La désindustrialisation et le désinvestissement dans le secteur minier depuis la chute de l’apartheid ont favorisé l’apparition des zama zama. L’Afrique du Sud représentait 40% de la production mondiale d’or à la fin des années 80, elle n’en était plus qu’à 5% en 2016, le nombre de mineurs ayant été quasiment divisé par deux. Cette chute n’est pas due aux réserves aurifères qui restent parmi les plus importantes au monde, mais aux difficultés croissantes d’extraction des réserves d’or, qui demandent des investissements importants, et une charte du secteur minier qui découragerait les investisseurs averses. D’où une fermeture des mines et à des licenciements massifs.
La seule ressource restant aux travailleurs licenciés et ne disposant pas d’autres sources de revenus, est de s’engager dans une activité économique informelle. Pour les ex-mineurs du Witwatersrand, l’extraction clandestine devenait l’issue la plus évidente, ce qui les laisse à la merci des gangs et des risques d’une activité dans les marges.
Régulièrement des zama zama marchent sur le département des Mines à Pretoria pour demander la légalisation de leur activité d’extraction, la création d’un statut de mineur indépendant, qui finalement reproduirait le schéma des premiers arrivés sur l’East Rand avec leurs pelles et leurs pioches.
Mais cette proposition se heurte à la charte de l’industrie minière, et impliquerait d’imaginer un statut de travailleur indépendant. Dans ce cas, comment réguler une activité dangereuse à la fois pour les mineurs et les riverains? Les remblais des précédentes exploitations et les dépôts d’eau teintée du mercure utilisé par l’industrie pour agréger l’or rendent durablement inhabitables et impropres à la culture des pans entiers des abords de Johannesburg.
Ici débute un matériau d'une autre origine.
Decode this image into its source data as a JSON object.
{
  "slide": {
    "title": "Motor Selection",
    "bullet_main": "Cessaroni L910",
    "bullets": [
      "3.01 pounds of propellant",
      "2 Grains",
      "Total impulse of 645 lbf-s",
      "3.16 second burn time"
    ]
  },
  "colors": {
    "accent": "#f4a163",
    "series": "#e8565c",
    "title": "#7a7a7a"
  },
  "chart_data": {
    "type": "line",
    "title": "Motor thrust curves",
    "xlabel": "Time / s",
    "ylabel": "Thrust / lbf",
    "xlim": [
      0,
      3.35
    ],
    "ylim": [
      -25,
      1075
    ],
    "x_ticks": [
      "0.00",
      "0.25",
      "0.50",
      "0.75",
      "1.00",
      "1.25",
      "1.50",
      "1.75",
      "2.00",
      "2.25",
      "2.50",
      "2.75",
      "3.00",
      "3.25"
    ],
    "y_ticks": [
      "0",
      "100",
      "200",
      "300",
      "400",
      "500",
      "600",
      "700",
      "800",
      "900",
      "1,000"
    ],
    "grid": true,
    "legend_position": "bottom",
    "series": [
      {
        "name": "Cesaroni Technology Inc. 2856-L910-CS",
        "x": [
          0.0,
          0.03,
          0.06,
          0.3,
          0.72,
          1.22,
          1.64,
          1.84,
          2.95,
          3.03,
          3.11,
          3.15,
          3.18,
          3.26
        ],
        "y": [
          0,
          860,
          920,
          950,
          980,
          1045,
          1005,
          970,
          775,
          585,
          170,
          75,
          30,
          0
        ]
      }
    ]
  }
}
Une autre raison du désintérêt des autorités sud-africaines pour ces travailleurs est qu’il s’agit en majorité de migrants des pays voisins. Il n’y a pas de bénéfice politique à tirer de mesures aidant les migrants. L’ANC ces dernières années n’a pas hésité à jouer un jeu trouble face aux explosions sporadiques de xénophobie dans les townships. Les états d’origines des zama zama, englués dans leur problèmes économiques et politiques sont tout aussi inefficaces à protéger le sort de leurs ressortissants à l’étranger…
L’histoire se répète à eGoli…
En conclusion musicale, une interprétation par le choeur de l’université du Cap de cette rengaine que chantaient les mineurs pour se donner du courage et qui fait maintenant partie du patrimoine culturel du pays: Shosholoza, du nom du train emmenant les migrants vers les mines…
* L’image utilisée en illustration de ce billet est une réinterprétation personnelle d’une peinture de Sam Nhlengetwa, artiste sud-africain que j’apprécie beaucoup pour la justesse de sa dépiction de l’univers des petits travailleurs de Johannesburg.